Modern Diplomacy, autorevole intervista di respiro internazionale, ha recentemente pubblicato un articolo dal titolo “Perché è necessario aumentare la pressione su Haftar?”
Secondo gli autori, il generale Khalifa Haftar, uno dei più importanti leader militari della Libia, è attualmente il principale ostacolo al processo di pacificazione. Il ragionamento fa leva su di una circostanza molto precisa, ovvero l’accusa di corruzione e crimini di guerra che pende sulla sua testa.
“Sebbene Haftar sia stato ufficialmente nominato comandante dell’Esercito Nazionale Libico dal presidente della Camera dei Rappresentanti (cosiddetto Parlamento di Tobruk), Aguila Saleh, da diverso tempo ha smesso di obbedire ai suoi ordini, preferendo perseguire un propria linea di condotta, spesso in contraddizione con gli accordi raggiunti tra l’est e l’ovest del paese. La riprova più eclatante di quanto affermato e dell’atteggiamento aggressivo e indisponibile ai compromessi di Haftar resta l’offensiva lanciata nel 2019 contro Tripoli. Le sue ambizioni politiche sono tra le principali cause del prolungarsi del conflitto in Libia”. Così su Modern Diplomacy.

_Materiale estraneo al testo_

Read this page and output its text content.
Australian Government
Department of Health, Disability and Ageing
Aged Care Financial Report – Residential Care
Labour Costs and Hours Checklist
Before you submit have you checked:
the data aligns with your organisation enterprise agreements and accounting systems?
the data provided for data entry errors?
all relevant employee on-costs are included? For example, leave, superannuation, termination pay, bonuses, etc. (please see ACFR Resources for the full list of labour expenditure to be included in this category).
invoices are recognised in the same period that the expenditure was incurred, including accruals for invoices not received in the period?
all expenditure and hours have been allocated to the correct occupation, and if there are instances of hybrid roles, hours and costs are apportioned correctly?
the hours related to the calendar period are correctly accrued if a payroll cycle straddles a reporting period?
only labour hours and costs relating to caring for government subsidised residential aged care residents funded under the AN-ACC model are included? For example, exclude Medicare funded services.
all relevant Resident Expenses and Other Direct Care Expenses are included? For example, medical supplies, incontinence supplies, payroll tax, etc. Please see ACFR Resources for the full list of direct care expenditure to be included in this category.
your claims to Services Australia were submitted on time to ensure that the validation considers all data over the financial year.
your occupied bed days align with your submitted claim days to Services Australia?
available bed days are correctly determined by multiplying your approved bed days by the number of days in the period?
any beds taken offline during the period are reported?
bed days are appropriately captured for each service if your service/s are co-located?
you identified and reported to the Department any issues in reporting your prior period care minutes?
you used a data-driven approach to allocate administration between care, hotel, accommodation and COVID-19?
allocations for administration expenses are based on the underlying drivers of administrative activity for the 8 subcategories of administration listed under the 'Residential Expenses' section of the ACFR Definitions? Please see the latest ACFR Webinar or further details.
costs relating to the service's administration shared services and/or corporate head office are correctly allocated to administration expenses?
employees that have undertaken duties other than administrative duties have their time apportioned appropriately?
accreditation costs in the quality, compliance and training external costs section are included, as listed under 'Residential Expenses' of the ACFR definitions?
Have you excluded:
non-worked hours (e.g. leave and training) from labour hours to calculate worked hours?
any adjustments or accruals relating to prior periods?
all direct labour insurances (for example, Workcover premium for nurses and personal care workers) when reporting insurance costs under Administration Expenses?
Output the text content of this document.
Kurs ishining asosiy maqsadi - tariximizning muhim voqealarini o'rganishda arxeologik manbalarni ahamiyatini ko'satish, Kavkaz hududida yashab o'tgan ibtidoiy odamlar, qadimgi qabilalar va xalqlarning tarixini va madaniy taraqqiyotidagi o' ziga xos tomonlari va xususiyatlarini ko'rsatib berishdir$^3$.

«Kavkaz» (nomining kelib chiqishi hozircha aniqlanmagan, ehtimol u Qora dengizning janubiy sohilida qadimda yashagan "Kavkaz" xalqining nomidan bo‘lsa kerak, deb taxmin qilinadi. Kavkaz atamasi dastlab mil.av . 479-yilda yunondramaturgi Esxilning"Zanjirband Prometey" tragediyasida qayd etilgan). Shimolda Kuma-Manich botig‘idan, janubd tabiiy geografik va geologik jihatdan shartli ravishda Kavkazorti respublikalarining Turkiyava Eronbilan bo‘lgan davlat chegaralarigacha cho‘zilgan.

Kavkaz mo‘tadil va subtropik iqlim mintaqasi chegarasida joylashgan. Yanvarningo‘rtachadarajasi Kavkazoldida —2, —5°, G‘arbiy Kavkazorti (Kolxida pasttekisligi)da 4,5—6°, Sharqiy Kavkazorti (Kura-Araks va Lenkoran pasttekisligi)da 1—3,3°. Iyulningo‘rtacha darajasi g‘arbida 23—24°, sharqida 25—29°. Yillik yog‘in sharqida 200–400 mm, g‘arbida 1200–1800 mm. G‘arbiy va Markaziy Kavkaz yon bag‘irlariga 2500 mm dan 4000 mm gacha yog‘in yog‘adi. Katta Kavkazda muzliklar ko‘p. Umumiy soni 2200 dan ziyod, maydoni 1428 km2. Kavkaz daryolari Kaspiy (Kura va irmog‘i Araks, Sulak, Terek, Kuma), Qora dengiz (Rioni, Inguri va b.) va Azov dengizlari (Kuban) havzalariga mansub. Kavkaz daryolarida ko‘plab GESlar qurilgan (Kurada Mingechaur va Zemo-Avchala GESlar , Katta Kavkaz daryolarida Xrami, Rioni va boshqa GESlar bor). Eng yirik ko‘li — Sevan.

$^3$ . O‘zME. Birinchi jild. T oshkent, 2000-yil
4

Quale potrà essere il futuro è nuovamente diventato un tema di grande attualità. Le gravi tensioni che viva in questa fase l’Europa orientale sollevano preoccupazioni e rischiano di compromettere l’approvvigionamenti energetico del Vecchio Continente.
Di conseguenza i paesi mediterranei fornitori di gas, Algeria e Libia, stanno assumendo un’importanza sempre più decisiva per l’Europa. Ma mentre l’Algeria presenta un quadro politico sostanzialmente stabile, l’ormai decennale guerra civile in cui versa la Libia ha reso insicure le forniture di gas che da questo paese, attraverso il Greenstream, giungono in Italia.
Stabilizzare la Libia è diventato, quindi, un obiettivo improcrastinabile per l’Europa, ma l’UE sembra avere scarsi strumenti per influenzare la situazione. Lo stesso Haftar, principale elemento di destabilizzazione, appare insensibile alle sollecitazioni di Bruxelles.
Per risolvere questa difficoltà, l’unica strada perseguibile è gravare Haftar, il suo braccio destro il generale Kheiri al Tamimi e il loro entourage con sanzioni economiche personali. Gli Stati Uniti lo stanno già facendo. Nel 2020, infatti, il Dipartimento del Tesoro americano ha imposto sanzioni economiche contro Haftar, bloccando fondi, merci e servizi destinati a lui e ai suoi alleati.
Non solo. In questi giorni i tribunali USA si apprestano a processare Haftar per crimini di guerra e, siccome lui e i suoi figli sono cittadini americani e dispongono ancora di proprietà e legami commerciali negli Stati Uniti, Washington è in condizione di utilizzare tutto questo come strumento di pressione per condizionarne i comportamenti.
La timidezza dei paesi UE nei confronti di Haftar appare a questo punto inspiegabile, a meno di inconfessabili legami d’affari esistenti con lui e i suoi collaboratori più stretti. Le circostanze però, a questo punto, impongono un’accelerazione in questa direzione, per non trovarsi spiazzati dall’iniziativa messa in campo dagli Stati Uniti.
Per il mantenimento del suo potere soprattutto militare, Haftar dipende dalle esportazioni illegali di petrolio, venduto attraverso varie società di intermediazione con sede legale negli Emirati Arabi Uniti. Proprio per questa ragione Haftar è poco propenso a favorire un processo di pacificazione della Libia volto al ripristino della integrità territoriale e statale del paese. Ciò, infatti, lo priverebbe delle sue principali fonti di reddito.
E’ interessante notare come Washington, tra le varie sanzioni, non ne abbia imposte alcune specifiche sul commercio di petrolio. Potrebbe farlo l’Unione Europea. Sarebbe l’unico modo per costringere “la volpe del deserto” a favorire il processo di riconciliazione nazionale in Libia.